Left side, above my ear |
I mentioned frustration. Let me explain.
I have this $25,000 device implanted in my body. There are literally millions of combinations of setting that can be tried, and I've had a glimpse of the possible improvement that awaits me. My next DBS appointment at the Mayo isn't until the middle of August. I've tried twice to get an earlier appointment with no success. This is in stark contrast to how quickly I was able to get appointments to be evaluated for DBS candidacy. So, despite all of the possibilities in front of me, I'm stuck for two more months. No, I'm not stuck; I'm regressing. My brain has developed a tolerance to the current DBS setting and my old symptoms are back, almost at full strength. I felt like Superman on my first angling trip, about 8 days after DBS system was activated. I walked confidently through rocky creeks with no thought to using my wading staff. Two weekends ago, I lost my balance and fell in a creek. Yesterday, just walking around the house, I was shuffling and stumbling. And my neck was starting to hurt at the end of my workday. My right arm just hangs in mid-air. I have to consciously put it back at my side after I do something with it. There's a cost to this stiffness and rigidity: even though I'm not consciously asking my muscles to do something, they're still burning energy as if they're being used. This is exhausting. By 4 o'clock in the afternoon, I'm so tired that I need a nap to be able to function.
Frustrating.
Cable running from behind my ear, down the neck, into my chest |
Here's the latest: I came to the decision last night that there is one more neurostimulator parameter over which I have control: On/Off. If this thing isn't doing me any good at night, there's no reason to be wasting the battery life. So, I shut it off when I went to bed. When I got up this morning, I can't really say whether the Old Man Shuffle was any worse, but I did notice something. After walking about ten steps, a moderate tremor took over my right hand. A few minutes later, I turned the neurostimulator back on. 3, 2, 1. Poof! Tremor disappeared. Turning stimulation on again didn't make much, if any difference in my walking or arm swing, but it looks like it's keeping tremors at bay.
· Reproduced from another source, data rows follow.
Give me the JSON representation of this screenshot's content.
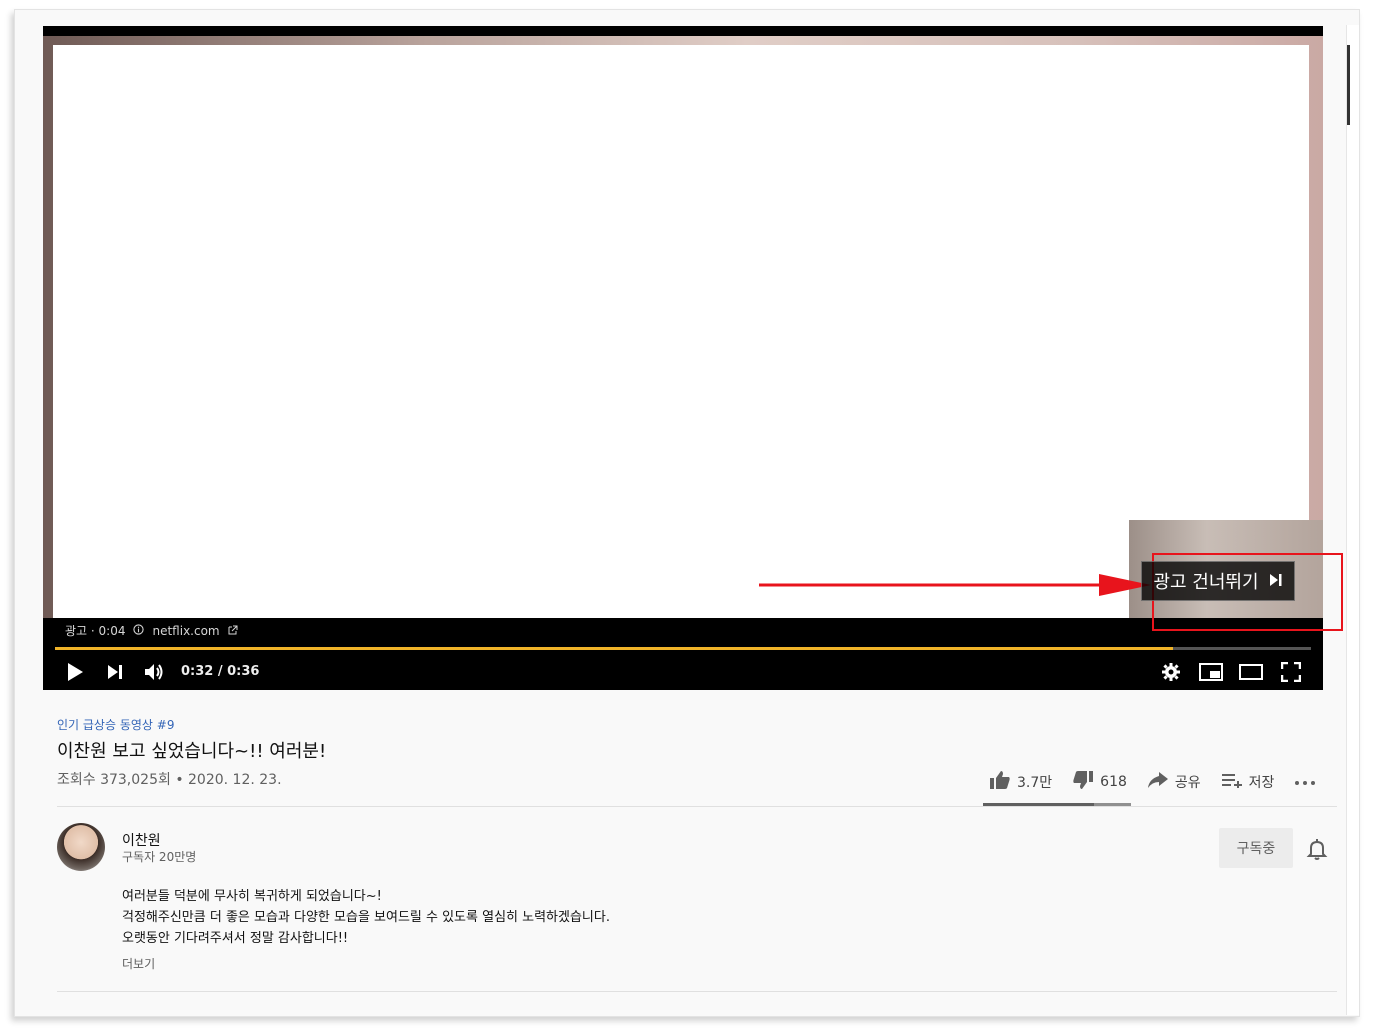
{
  "player": {
    "ad_label": "광고 · 0:04",
    "ad_domain": "netflix.com",
    "time": "0:32 / 0:36",
    "progress_fraction": 0.89,
    "skip_label": "광고 건너뛰기",
    "accent_color": "#f0b429",
    "highlight_color": "#e8141c"
  },
  "video": {
    "hashtag": "인기 급상승 동영상 #9",
    "title": "이찬원 보고 싶었습니다~!! 여러분!",
    "meta": "조회수 373,025회 • 2020. 12. 23."
  },
  "actions": {
    "like": "3.7만",
    "dislike": "618",
    "share": "공유",
    "save": "저장",
    "like_ratio": 0.75
  },
  "channel": {
    "name": "이찬원",
    "subscribers": "구독자 20만명",
    "subscribed_label": "구독중"
  },
  "description": {
    "lines": [
      "여러분들 덕분에 무사히 복귀하게 되었습니다~!",
      "걱정해주신만큼 더 좋은 모습과 다양한 모습을 보여드릴 수 있도록 열심히 노력하겠습니다.",
      "오랫동안 기다려주셔서 정말 감사합니다!!"
    ],
    "more_label": "더보기"
  },
  "icons": [
    "play-icon",
    "next-icon",
    "volume-icon",
    "settings-icon",
    "miniplayer-icon",
    "theater-icon",
    "fullscreen-icon",
    "info-icon",
    "external-link-icon",
    "skip-icon",
    "like-icon",
    "dislike-icon",
    "share-icon",
    "save-icon",
    "more-icon",
    "bell-icon"
  ]
}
I'll take it!
Look ma, no stitches! |
Other reports: My head incisions have completely healed and are barely visible, as seen above. The external sutures on my chest have all fallen out, and there's only a little redness around that incision site. There have been, knock on wood, no signs of any infection or other complications from the surgeries. I consider myself very fortunate to fall into that particular statistical category. I can feel some tightness in the wires running up my neck, but it's mildly bothersome at the worst.
I have no reason to believe that anything but good things are coming my way, once I can gte back into Mayo for new neurostimulator programming. I'm very optimistic. I'm just not very patient. And I'm not an ideal patient, either. I'm educated and opinionated. I want to be in charge of my health, not a passive observer. Time will tell whether or not the doctors at the Mayo are the right ones for me. If not, I've already started exploring other options. Life is too short for uncomfortable shoes or medical care that doesn't meet your needs.
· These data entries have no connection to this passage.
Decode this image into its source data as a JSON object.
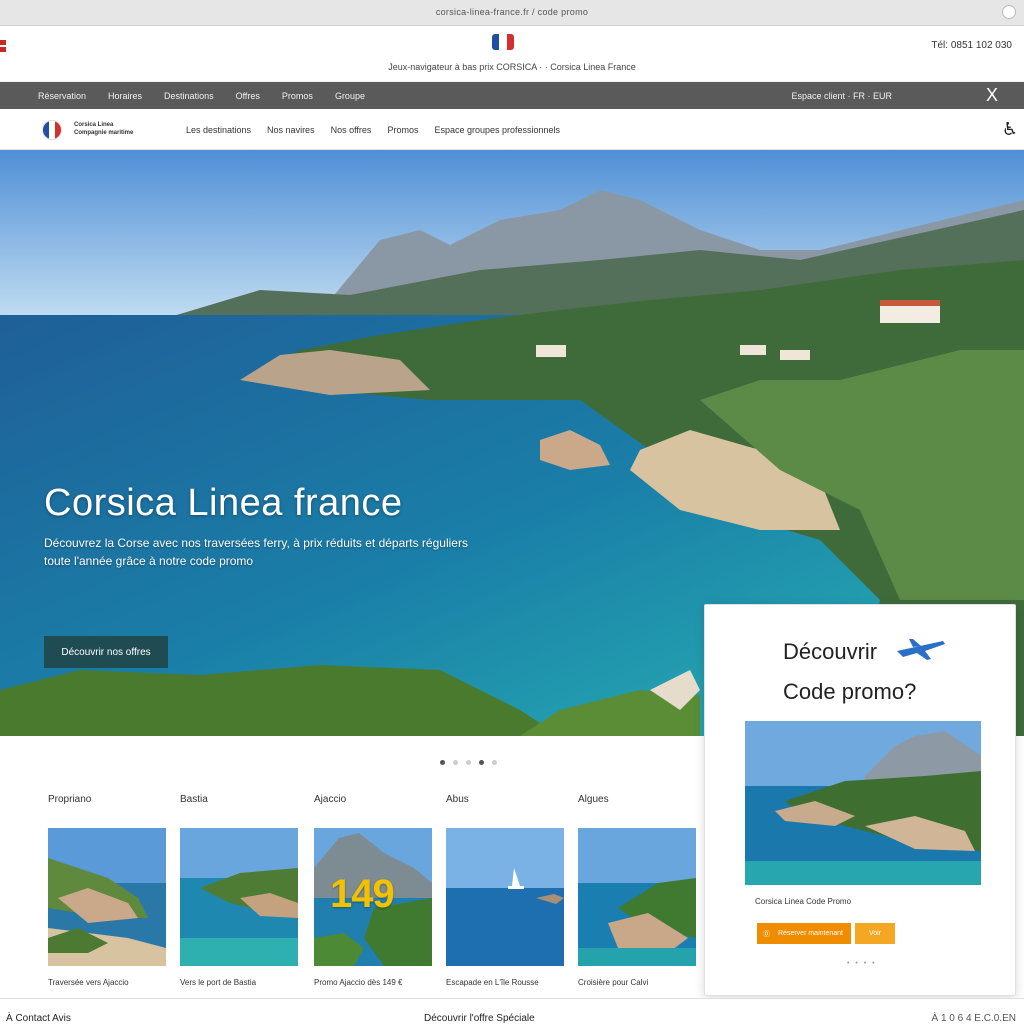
{
  "browser": {
    "url": "corsica-linea-france.fr / code promo"
  },
  "topbar": {
    "tagline": "Jeux-navigateur à bas prix CORSICA · · Corsica Linea France",
    "phone": "Tél: 0851 102 030"
  },
  "navbar": {
    "items": [
      "Réservation",
      "Horaires",
      "Destinations",
      "Offres",
      "Promos",
      "Groupe"
    ],
    "right": "Espace client · FR · EUR",
    "close": "X"
  },
  "subnav": {
    "brand_line1": "Corsica Linea",
    "brand_line2": "Compagnie maritime",
    "links": [
      "Les destinations",
      "Nos navires",
      "Nos offres",
      "Promos",
      "Espace groupes professionnels"
    ]
  },
  "hero": {
    "title": "Corsica Linea  france",
    "desc_line1": "Découvrez la Corse avec nos traversées ferry, à prix réduits et départs réguliers",
    "desc_line2": "toute l'année grâce à notre code promo",
    "cta": "Découvrir nos offres"
  },
  "promo": {
    "title1": "Découvrir",
    "title2": "Code promo?",
    "caption": "Corsica Linea Code Promo",
    "button1": "Réserver maintenant",
    "button2": "Voir",
    "dots": "• • • •"
  },
  "cards": [
    {
      "title": "Propriano",
      "subtitle": "Traversée vers Ajaccio"
    },
    {
      "title": "Bastia",
      "subtitle": "Vers le port de Bastia"
    },
    {
      "title": "Ajaccio",
      "subtitle": "Promo Ajaccio dès 149 €",
      "price": "149"
    },
    {
      "title": "Abus",
      "subtitle": "Escapade en L'île Rousse"
    },
    {
      "title": "Algues",
      "subtitle": "Croisière pour Calvi"
    }
  ],
  "footer": {
    "left": "À Contact Avis",
    "middle": "Découvrir l'offre Spéciale",
    "right": "À 1 0 6 4 E.C.0.EN"
  },
  "colors": {
    "nav_bg": "#5a5a5a",
    "cta_bg": "#1f4b53",
    "promo_orange": "#f08c00",
    "price_yellow": "#f2c100"
  }
}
Chris, I'm still very optimistic at things are going to work out in the long run. I hope that you are able to take control of the stimulator soon. See you after runoff!
ReplyDeleteYes! Very much looking forward to coming back out to Colorado. So many possibilities!
DeleteI'm not worried, and trying not to sound whiny. A couple of nights of turning the neurostimulator off have reveal that it's doing more than I thought when it's turned on. So I've got that going for me. Which is nice.
Hope I'm not out on a limb, here, but the Caddy Shack humor of your last sentence speaks volumes to your strong spirit. All the best.
DeleteAl, if you're out on a limb, I'm right there with you. And I brought a saw... ;)
DeleteEducated and opinionated breeds impatience....all things doctors hate in a patient. But not bad traits to have when dealing with your health. I think even better things are on the horizon, once the docs reach their comfort level with making changes. But I know....I know....their timeline for comfort and yours are not necessarily running in parallel. :)
ReplyDeleteHang in there Chris!
I have another issue working against me: arrogance. So, I have to be very mindful of that when I'm listening to the experts, and realize that I am not an expert in their field.
DeleteYes, sir! I'll just hang in there... dangling from a tree, in this harness, until somebody comes along and helps me descend. (Please tell me that never happened to you...)
I don't really have anything inspirational to say but I feel like too many people don't say anything when they don't know what to say. So...stay optimistic, good things are in your future.
ReplyDeleteThanks for saying something, Drew. I'm one of those people that tries to keep quiet when I don't know what to say. "Better to remain silent and be thought a fool..."
DeleteIt's a good feeling to know that you take a few minutes to stop by and read here, even with your busy schedule! I hope the trip to MN and WI was enjoyable! I enjoyed the photos of your recent family float trip very much.
I had a feeling there was an update. Great to read it. Good to know you can show yourself you are getting some benefit, even if not so much as hoped. My best wishes with the waiting - I can imagine how frustrating that feels.
ReplyDeleteWell, since you taught me the mathematical relationship between comedy and tragedy (Comedy = Tragedy + Distance), it's becoming less frustrating and a little funnier every day. "I will look for humor in life by finding people I can laugh at." Even if it's me, apparently!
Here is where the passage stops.